If you have ever wondered what comes next, after life, or if you have ever lost someone close to you, you will want to read this book. You might have more questions than Timini, you will most certainly find entertainment, and along the way you just might find some of the same answers Timini is looking for.

Who am I, what will become of me, what has become of those I have loved and lost? Join Timini as he embarks on an inquisitive trek through the land of NODD.

Special fun for me with this book, is the cover I got to design. You may or may not remember but a couple of years back I shot some photos of one of our mulberry trees on a winter day, and when I was reviewing the photos I noticed what looked like eyes on the tree. It was cool and a little bit haunting, because it really looked like the tree was looking back at me from the photo.

There is a magical tree in my father’s story, and when I was reviewing the manuscript I remembered my photo of the tree with eyes and realized it would be perfect for a cover.
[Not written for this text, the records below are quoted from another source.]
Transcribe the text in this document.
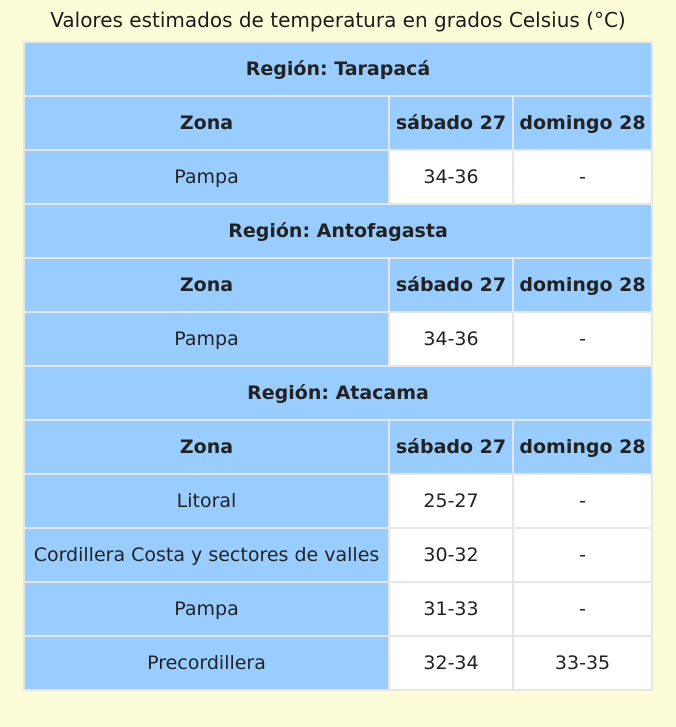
Valores estimados de temperatura en grados Celsius (°C)
Región: Tarapacá		
Zona	sábado 27	domingo 28
Pampa	34-36	-
Región: Antofagasta		
Zona	sábado 27	domingo 28
Pampa	34-36	-
Región: Atacama		
Zona	sábado 27	domingo 28
Litoral	25-27	-
Cordillera Costa y sectores de valles	30-32	-
Pampa	31-33	-
Precordillera	32-34	33-35
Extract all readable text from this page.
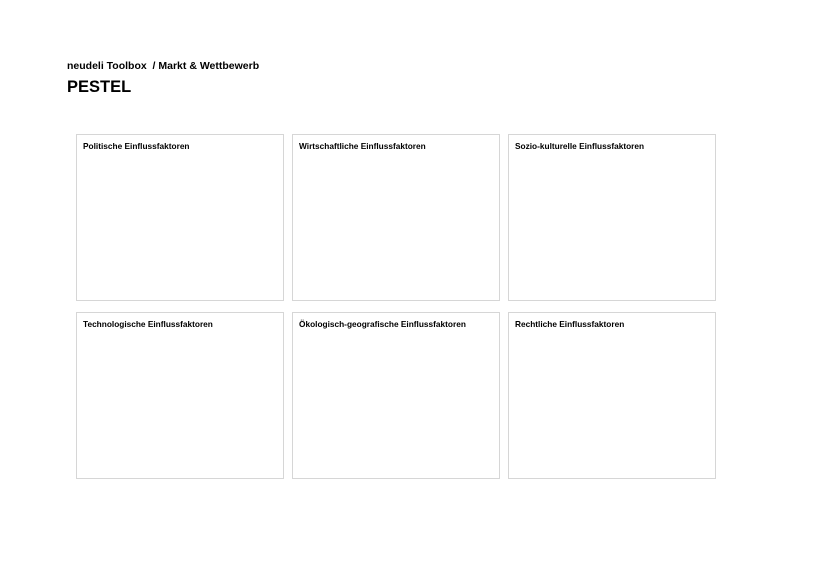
neudeli Toolbox  / Markt & Wettbewerb
PESTEL
Politische Einflussfaktoren	Wirtschaftliche Einflussfaktoren	Sozio-kulturelle Einflussfaktoren
Technologische Einflussfaktoren	Ökologisch-geografische Einflussfaktoren	Rechtliche Einflussfaktoren
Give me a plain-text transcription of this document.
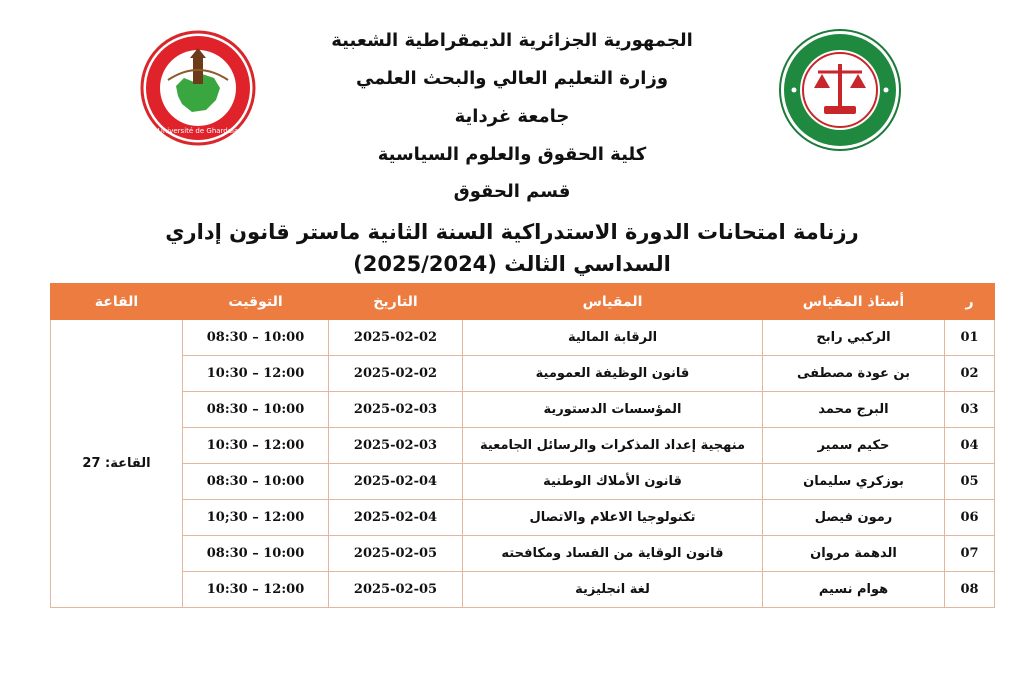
Université de Ghardaia
الجمهورية الجزائرية الديمقراطية الشعبية
وزارة التعليم العالي والبحث العلمي
جامعة غرداية
كلية الحقوق والعلوم السياسية
قسم الحقوق
رزنامة امتحانات الدورة الاستدراكية السنة الثانية ماستر قانون إداري
السداسي الثالث (2025/2024)
ر	أستاذ المقياس	المقياس	التاريخ	التوقيت	القاعة
01	الركبي رابح	الرقابة المالية	2025-02-02	08:30 – 10:00	القاعة: 27
02	بن عودة مصطفى	قانون الوظيفة العمومية	2025-02-02	10:30 – 12:00	
03	البرج محمد	المؤسسات الدستورية	2025-02-03	08:30 – 10:00	
04	حكيم سمير	منهجية إعداد المذكرات والرسائل الجامعية	2025-02-03	10:30 – 12:00	
05	بوزكري سليمان	قانون الأملاك الوطنية	2025-02-04	08:30 – 10:00	
06	رمون فيصل	تكنولوجيا الاعلام والاتصال	2025-02-04	10;30 – 12:00	
07	الدهمة مروان	قانون الوقاية من الفساد ومكافحته	2025-02-05	08:30 – 10:00	
08	هوام نسيم	لغة انجليزية	2025-02-05	10:30 – 12:00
What you see here is the “before” photo — straight from the camera before I tweaked it for the cover. I did a little bring the eyes out even more, but as you can see the original untouched photo clearly shows eyes on that dear old tree.

As I mentioned recently, I am also working on a new method of showing knitting directions and am in the early stages of preparing a book I will most likely self-publish also teaching that method.

I am so personally and profoundly grateful for all of the technological developments in the world that make it possible for me and many others like me to publish our blogs, periodicals, books, eBooks, Kindle books, patterns, plans, etc. We can publish, and we can publish economically enough that someone like me can start a publishing company by the seat of my pants, hang on for dear life and let the roller coaster take off.

Most of all though, I am grateful to you. You are patient with me, you are loyal, interested, and sometimes you take the time to express yourself so that I know I am doing something worthwhile for others.

Thank you, thank you so much my friend, my reader.